Prior studies have not evaluated the effect bed height may have on various ramp angles during endotracheal intubation. Our results are similar to a prior observational trial that found no difference in mean‐reported POGO scores between various ramp angles; however, previous work has suggested improved first‐pass success with increasing ramp angles. We did not find any difference in first‐pass success between 25° and 45° ramp angles overall; however, nipple/inframammary fold height at 25° was associated with an increased number of laryngoscopy attempts. This may have important clinical implications, because, theoretically, an increased ramp angle may improve oxygenation over lower ramp angles. Therefore, a 45° ramp angle may be used to maximize patient oxygenation with no effect on number of laryngoscopy attempts compared to 25°.

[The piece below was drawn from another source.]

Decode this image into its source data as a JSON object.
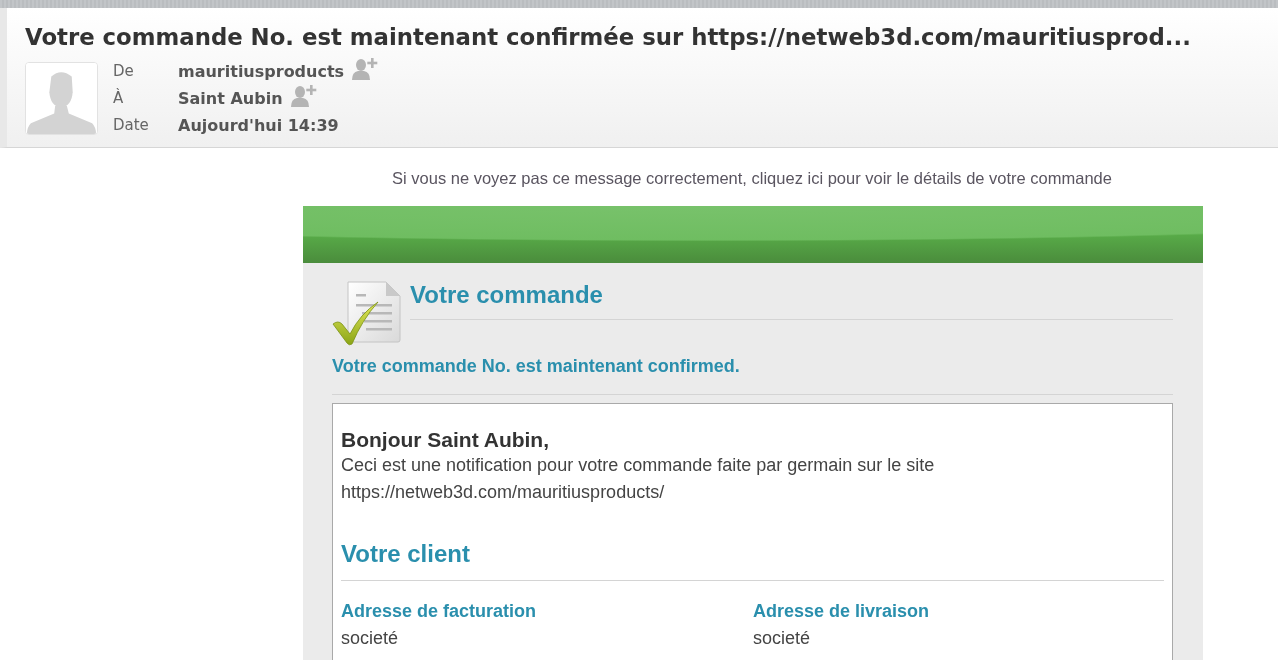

Our study differs from prior literature because it investigated the optimal way to perform endotracheal intubation in the ramped position. Although previous studies have suggested that a ramp angle of ≥45° may improve first‐pass success and glottic view, , we found no difference in the number of laryngoscopy attempts between 25° and 45°, and the highest POGO score at 45° is achieved with the bed height at the umbilicus. Although previous literature suggests that video POGO scores may be greater in the ramp position, we found no difference in number of laryngoscopy attempts or video POGO scores between 25° and 45°. While these results offer an explanation for the equipoise between studies regarding the effect the ramp position has on laryngeal views, this hypothesis requires clinical validation and should not change clinical practice at this time.

LIMITATIONS

Our study had several limitations. We performed a mannequin study; therefore, the mannequin and environment may not be generalizable to the clinical setting. The mannequins are more rigid with less cervical mobility than actual patients; therefore, bed height and angle may have a greater effect on laryngeal views on mannequins. The mannequins simulate patients with normal body habitus; however, clinically, the ramped position may be better indicated for obese patients or those with predicted difficult airways to mitigate hypoxemia and other complications. Future work will be needed to validate our findings in the clinical setting with a variety of airway and patient populations. Many of our subjects needed to kneel, use a step stool, or even stand on the hospital bed frame to approximate the head of the bed with the desired body structure; this may result in practical barriers to intubating in the ramped position in the clinical setting. We did not assess the effect of the ramp position on other peri‐intubation procedures such as bag‐valve‐mask ventilations. Although we examined video POGO scores, we did not examine the outcome differences if participants were able to use the video component of the C‐MAC.

CONCLUSIONS

In our study, examining simulated endotracheal intubation in the ramp position, the umbilicus bed height resulted in the highest reported POGO at 45°. Positioning the bed at nipple/inframammary fold height resulted in worse intubating conditions.

CONFLICTS OF INTEREST

The authors have no conflicts of interest.